The spectacle of frightened elderly nursing home patients being rescued from debris following last week’s explosion at a Texas fertilizer plant had a jarring affect on many Americans. So did photos of debris where approximately 80 homes once stood, and pictures of an apartment complex that had its windows blasted out by the explosion.
In the wake of the West Fertilizer Co. incident that killed 14 people, Texas legislators plan to investigate how many of the state’s 592 fertilizer plants are located near homes, schools and businesses.
Rep. Joe Pickett, chairman of the House Homeland Security and Public Safety Committee that will conduct the inquiry, said it was important to determine where similar accidents might occur.
"We need to learn how many possibilities there are out there," said the El Paso. "I imagine Texans are driving by those places every day and don't know it."

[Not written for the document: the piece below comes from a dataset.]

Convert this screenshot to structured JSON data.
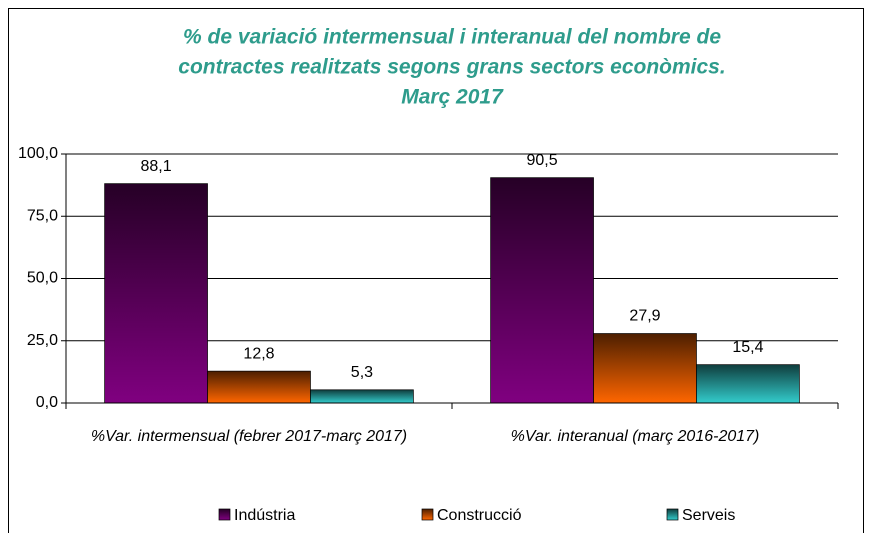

State officials have admitted to not knowing where other high hazard plants are located, although it’s likely that some are in populated areas.
Fertilizer plants with more than 400 pounds of ammonium nitrate are required to report to the Department of Homeland Security (ammonium nitrate can be used in making bombs), yet Reuters reported on April 20th that West Fertilizer "did not tell [DHS] about the potentially explosive fertilizer as it is required to do, leaving one of the principle regulators of ammonium nitrate ... unaware of any danger there."
Reuters quoted Rep. Bennie Thompson (D-MS) as saying, "It seems this manufacturer was willfully off the grid. ... This facility was known to have chemicals well above the threshold amount ... yet we understand that DHS did not even know the plant existed until it blew up."
The National Council for Occupational Safety and Health (National COSH) has accused West Fertilizer of downplaying the risks at its facility to the EPA and of failing to have a Process Safety Management plan in place -- something required by OSHA when hazardous chemicals are present.